I've been working on applications of linear response theory to condensed matter systems, and I've got quite far into the literature on the subject. However, there is an identity which seems to be quoted everywhere that I'm having trouble reproducing, and I would like to understand what exactly I'm missing. The statement is the following:

Suppose we have a system described by a time-independent Hamiltonian $H_{0}$. Now we add a weak perturbation, and assume it is of the form $f(t)O_{1}$, where $O_{1}$ is an operator which describes the perturbed quantity. We also assume that the perturbation is turned on at a finite time $t_{s}$, i.e., $f(t<t_{s}) = 0$. Setting $H(t) = H_{0}+f(t)O_{1}$, we can write down the time evolution of a state $|\psi\rangle$ which is an eigenstate of $H_{0}$:

$$|\psi(t)\rangle = T\left(e^{-i\int_{-\infty}^{t}dt'H(t')}\right)|\psi\rangle$$

where $T$ is a time-ordering operator. To first order in $f(t)$, this can be written as

$$|\psi(t)\rangle \approx e^{-i\int_{-\infty}^{t}dt'H_{0}}|\psi(t)\rangle -i\int_{-\infty}^{t}dt'f(t')e^{-iH_{0}(t-t')}O_{1}e^{-iH_{0}(t'-(-\infty))}|\psi\rangle$$

This is the claim that I'm having difficulty verifying. Since we can't say anything about how $O_{1}$ commutes (or fails to commute) with $H$, I've been stuck for a while. Most of my attempts fail to reproduce this identity. Does anyone have a suggestions for how to proceed?

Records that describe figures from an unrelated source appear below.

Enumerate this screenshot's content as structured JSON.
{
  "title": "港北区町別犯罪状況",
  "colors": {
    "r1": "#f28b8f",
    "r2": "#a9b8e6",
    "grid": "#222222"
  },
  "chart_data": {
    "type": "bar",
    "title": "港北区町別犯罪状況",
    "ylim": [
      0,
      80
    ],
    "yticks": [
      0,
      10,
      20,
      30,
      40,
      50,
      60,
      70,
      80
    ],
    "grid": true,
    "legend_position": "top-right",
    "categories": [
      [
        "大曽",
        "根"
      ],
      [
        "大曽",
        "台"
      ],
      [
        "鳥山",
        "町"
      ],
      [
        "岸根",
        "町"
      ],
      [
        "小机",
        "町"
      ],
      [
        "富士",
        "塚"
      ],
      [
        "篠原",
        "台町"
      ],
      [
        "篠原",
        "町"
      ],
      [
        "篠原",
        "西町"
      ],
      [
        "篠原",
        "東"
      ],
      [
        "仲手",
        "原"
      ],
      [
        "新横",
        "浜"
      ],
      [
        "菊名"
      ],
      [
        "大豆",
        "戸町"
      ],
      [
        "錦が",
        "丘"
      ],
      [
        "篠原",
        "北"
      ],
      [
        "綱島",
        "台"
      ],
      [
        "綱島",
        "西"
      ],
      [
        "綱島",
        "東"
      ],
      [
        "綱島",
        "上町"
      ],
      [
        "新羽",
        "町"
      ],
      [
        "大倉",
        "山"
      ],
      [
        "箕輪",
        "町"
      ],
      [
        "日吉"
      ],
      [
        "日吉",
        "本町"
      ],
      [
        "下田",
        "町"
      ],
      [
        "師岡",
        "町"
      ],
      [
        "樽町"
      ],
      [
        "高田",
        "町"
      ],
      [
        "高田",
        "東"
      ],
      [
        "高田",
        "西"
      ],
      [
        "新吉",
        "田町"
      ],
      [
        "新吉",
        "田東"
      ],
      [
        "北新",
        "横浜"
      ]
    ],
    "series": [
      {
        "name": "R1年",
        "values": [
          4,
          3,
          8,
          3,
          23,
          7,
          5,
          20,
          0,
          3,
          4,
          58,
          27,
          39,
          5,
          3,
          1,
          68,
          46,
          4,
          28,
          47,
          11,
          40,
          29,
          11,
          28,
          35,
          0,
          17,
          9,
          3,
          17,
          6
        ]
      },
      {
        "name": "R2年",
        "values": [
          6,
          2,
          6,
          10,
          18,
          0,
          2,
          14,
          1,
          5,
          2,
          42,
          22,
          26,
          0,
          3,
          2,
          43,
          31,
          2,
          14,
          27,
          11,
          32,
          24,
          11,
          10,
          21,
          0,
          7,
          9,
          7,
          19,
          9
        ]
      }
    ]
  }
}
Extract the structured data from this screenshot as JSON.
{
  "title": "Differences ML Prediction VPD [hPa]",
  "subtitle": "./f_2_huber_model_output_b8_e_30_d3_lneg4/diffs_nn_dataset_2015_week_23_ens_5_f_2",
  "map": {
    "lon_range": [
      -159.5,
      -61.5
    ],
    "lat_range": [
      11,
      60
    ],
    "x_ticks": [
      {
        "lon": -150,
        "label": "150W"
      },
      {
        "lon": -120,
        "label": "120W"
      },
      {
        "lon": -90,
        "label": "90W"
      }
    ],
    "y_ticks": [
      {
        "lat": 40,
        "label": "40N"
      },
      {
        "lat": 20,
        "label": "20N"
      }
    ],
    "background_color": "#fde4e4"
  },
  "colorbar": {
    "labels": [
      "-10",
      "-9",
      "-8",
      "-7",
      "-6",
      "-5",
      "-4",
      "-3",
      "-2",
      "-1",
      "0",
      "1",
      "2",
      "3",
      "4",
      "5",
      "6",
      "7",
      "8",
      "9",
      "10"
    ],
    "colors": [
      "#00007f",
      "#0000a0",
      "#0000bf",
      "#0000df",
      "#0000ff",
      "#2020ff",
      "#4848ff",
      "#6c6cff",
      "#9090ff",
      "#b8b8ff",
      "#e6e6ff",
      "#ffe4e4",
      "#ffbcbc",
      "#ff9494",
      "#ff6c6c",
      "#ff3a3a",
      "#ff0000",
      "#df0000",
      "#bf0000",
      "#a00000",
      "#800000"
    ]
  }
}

Also for those who are curious regarding which sources use this fact, you might look at Xiao-Gang Wen's book (Quantum Field Theory of Many-Body Systems), Chapter 2.

We start from the equation of time evolution: $$|\psi(t)\rangle = T\left(e^{-i\int_{-\infty}^{t}dt'H(t')}\right)|\psi\rangle$$
Now, we need to evaluate the exponential with the following Hamiltonian: $$H(t) = H_0 + f(t)O_1$$ while paying attention to the time ordering.
To do this, for convenience, let us consider the (time-ordered) exponential part alone, and express the integral as a Riemann sum (with the limit implicitly assumed): $$T (e^{-i \sum_{j} \Delta t_j (H_0+f(t_j)O_1)})$$ $$= \prod_{j} e^{-i \Delta t_j (H_0+f(t_j)O_1)}$$ where the time ordering is implicitly assumed in the product: we act with the lower $j$ factors first (i.e. on the right), then go to higher values of $j$. Now, as the perturbation $f(t_j)O_1$ is weak at all times, we can re-express each exponential factor as follows (where we neglect the commutator between $-i\Delta t_j H_0$ and $-i\Delta t_j f(t_j) O_1$, which is second order in $\Delta t_j$): $$\prod_{j} e^{-i \Delta t_j H_0} ( 1 - i \Delta t_j f(t_j) O_1 )$$ $$= e^{-i \sum_{j} \Delta t_j H_0} - i \sum_{j}\Delta t_j (\prod_{k\geq j} e^{-i \Delta t_k H_0})f(t_j)O_1 (\prod_{k \lt j} e^{-i \Delta t_k H_0})$$ $$= e^{-i \sum_{j} \Delta t_j H_0} - i \sum_{j}\Delta t_j (e^{-i \sum_{k\geq j} \Delta t_k H_0})f(t_j)O_1 (e^{-i \sum_{k\lt j}\Delta t_k H_0})$$ where, in the second line, we are neglecting terms that go as the square of $f(t_j)$ or higher. We can now convert this back to integrals and substitute it in the equation of time evolution: $$|\psi(t)\rangle = \left( e^{-i\int_{-\infty}^{t}dt'H_{0}}-i\int_{-\infty}^{t}dt'f(t')e^{-i\int_{t'}^{t} dt'' H_0}O_{1}e^{-i\int_{-\infty}^{t'}dt'' H_{0}} \right) |\psi\rangle$$ $$\implies |\psi(t)\rangle = \left( e^{-i\int_{-\infty}^{t}dt'H_{0}} -i\int_{-\infty}^{t}dt'f(t')e^{-iH_{0}(t-t')}O_{1}e^{-iH_{0}(t'-(-\infty))} \right) |\psi\rangle$$ This is the required expression. In the last step, we replaced the integrals of $H_0$ in the second term with simple products of $H_0$ with the time interval. This is possible because $|\psi\rangle$ is an eigenstate of $H_0$, and the effect of this replacement is only first order in $f(t)O_1$, which makes it a second order correction to $|\psi(t)\rangle$. Observe that it is because of the time ordering that we did not need to worry about the commutator of $O_1$ with $H$ in the later steps.